With environmental concerns dominating international summits, Antarctica has become one of the world’s most-discussed places. One of the lesser-known facts is the contribution made by Indian scientists in various disciplines of Antarctic science, particularly over the last decade. A new coffee-table book titled 90 Degree South — India’s Journey to Antarctica has recently been released. The book is authored by Urmi Popat who belongs to India’s first family to visit Antarctica, as tourists. The book offers a well-researched glimpse into India’s glorious Antarctic journey.
The author was entrusted by the National Centre for Antarctic and Ocean Research (NCAOR ), an autonomous Institution of Ministry of Earth Sciences, India, to recreate India’s passage through 30 years of Antarctic research in a coffee-tablechronicle.
The journey that began in 1981, with then Prime Minister Indira Gandhi’s support, has advanced in leaps and bounds and continues to grow with a brand-new Indian scientific research station being built on the frozen continent.
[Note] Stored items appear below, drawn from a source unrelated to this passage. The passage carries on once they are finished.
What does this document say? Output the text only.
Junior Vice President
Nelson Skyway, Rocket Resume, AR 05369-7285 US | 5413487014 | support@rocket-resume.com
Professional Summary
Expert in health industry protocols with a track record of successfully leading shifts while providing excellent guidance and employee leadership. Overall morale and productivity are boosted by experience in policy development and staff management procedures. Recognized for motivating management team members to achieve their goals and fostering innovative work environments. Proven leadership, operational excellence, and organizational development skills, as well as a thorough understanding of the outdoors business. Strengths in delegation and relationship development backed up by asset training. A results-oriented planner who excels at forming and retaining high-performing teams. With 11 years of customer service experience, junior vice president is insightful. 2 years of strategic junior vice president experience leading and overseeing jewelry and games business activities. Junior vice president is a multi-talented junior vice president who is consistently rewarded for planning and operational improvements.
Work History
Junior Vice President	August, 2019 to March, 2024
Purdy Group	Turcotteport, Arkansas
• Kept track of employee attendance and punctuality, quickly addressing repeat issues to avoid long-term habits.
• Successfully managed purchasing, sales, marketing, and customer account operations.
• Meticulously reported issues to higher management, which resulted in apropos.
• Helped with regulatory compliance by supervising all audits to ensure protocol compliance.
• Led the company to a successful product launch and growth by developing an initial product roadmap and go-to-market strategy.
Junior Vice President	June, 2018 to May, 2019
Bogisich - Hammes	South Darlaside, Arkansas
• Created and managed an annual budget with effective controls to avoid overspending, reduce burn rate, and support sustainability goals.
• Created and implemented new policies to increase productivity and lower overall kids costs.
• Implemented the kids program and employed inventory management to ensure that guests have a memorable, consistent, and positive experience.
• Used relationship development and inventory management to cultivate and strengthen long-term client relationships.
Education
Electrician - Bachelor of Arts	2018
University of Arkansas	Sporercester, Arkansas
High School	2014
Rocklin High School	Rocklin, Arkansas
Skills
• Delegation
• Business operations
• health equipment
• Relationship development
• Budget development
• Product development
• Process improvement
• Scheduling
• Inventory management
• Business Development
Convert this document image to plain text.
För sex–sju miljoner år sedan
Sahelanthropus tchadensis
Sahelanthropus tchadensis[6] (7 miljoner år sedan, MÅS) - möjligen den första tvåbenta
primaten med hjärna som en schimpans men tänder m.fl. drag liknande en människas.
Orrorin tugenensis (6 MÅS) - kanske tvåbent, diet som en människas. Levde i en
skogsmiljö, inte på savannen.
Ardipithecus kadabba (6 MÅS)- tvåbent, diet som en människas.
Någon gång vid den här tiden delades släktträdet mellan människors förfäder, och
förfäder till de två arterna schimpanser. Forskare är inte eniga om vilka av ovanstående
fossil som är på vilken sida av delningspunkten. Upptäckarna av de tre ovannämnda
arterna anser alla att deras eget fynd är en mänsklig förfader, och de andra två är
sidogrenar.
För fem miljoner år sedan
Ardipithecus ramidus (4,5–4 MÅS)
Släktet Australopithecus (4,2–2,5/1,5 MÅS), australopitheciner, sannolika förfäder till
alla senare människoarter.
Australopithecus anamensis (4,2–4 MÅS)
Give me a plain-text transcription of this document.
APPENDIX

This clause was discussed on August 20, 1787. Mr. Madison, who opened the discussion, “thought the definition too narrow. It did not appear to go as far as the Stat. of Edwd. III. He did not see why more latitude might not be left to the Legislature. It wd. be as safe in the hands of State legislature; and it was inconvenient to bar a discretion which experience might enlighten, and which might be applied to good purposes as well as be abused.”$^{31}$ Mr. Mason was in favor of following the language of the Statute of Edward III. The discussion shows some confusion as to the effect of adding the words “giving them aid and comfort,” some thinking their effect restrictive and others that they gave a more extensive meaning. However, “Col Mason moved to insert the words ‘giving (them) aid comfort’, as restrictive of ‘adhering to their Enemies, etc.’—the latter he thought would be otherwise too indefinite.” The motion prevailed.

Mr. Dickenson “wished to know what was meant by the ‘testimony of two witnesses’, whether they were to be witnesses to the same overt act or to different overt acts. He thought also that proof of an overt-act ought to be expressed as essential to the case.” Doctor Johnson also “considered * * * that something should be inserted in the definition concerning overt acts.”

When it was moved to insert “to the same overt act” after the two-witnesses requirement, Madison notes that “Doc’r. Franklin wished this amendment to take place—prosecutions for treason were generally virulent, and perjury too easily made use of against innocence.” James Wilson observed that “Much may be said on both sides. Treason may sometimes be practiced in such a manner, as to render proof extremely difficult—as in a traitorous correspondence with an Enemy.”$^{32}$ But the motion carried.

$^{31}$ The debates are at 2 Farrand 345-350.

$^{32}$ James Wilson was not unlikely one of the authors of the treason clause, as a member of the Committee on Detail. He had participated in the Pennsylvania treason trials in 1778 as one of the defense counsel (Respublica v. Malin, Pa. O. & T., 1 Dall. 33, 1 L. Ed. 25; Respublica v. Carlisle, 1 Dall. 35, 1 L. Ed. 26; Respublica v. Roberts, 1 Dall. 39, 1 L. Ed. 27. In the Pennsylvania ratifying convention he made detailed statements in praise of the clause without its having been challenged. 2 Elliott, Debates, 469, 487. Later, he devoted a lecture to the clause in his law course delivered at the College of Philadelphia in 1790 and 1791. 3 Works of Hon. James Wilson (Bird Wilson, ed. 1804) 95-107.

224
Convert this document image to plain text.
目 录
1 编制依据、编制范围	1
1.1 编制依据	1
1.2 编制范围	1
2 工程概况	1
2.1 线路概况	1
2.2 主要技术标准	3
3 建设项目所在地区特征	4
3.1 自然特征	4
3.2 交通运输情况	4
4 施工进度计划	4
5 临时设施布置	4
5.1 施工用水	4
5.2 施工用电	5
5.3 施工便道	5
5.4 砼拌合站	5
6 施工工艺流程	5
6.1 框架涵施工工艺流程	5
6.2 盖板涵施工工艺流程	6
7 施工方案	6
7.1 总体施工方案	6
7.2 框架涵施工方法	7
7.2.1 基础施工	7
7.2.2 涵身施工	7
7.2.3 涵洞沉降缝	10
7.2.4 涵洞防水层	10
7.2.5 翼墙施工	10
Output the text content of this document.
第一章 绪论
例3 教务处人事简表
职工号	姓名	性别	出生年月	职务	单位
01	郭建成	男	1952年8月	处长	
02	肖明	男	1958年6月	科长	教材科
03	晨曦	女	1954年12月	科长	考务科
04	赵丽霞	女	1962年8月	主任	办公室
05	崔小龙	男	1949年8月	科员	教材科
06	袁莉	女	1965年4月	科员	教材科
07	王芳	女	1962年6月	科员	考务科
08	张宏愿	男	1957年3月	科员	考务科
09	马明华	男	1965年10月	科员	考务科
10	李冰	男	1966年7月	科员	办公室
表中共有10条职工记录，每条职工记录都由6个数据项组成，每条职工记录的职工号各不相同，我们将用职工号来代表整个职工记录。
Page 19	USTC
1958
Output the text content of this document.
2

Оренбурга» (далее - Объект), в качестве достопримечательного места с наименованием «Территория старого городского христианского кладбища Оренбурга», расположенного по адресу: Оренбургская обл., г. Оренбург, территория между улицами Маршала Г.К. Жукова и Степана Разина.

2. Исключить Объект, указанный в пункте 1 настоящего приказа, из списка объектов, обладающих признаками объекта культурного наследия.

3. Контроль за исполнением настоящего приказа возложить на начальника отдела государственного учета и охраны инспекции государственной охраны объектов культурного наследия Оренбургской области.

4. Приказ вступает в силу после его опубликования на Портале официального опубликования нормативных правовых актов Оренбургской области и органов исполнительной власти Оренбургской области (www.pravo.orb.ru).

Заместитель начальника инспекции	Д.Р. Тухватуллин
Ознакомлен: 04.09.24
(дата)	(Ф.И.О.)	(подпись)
With this new station, Bharati, India will join the privileged group of nations that have multiple stations in Antarctica. The book offers rare glimpses of Antarctica with stunning images of snowscapes and the human triumph over the elements.
Speaking about the book, Popat admitted that she felt honoured when the book was presented to former President Dr APJ Abdul Kalam. She said meeting the scientists working in Antarctica changed her way of looking at life. “The hardships in Antarctica are much more than one can imagine. I have tried to explain a part of it through this book,” she says, adding that it made her feel proud as an Indian.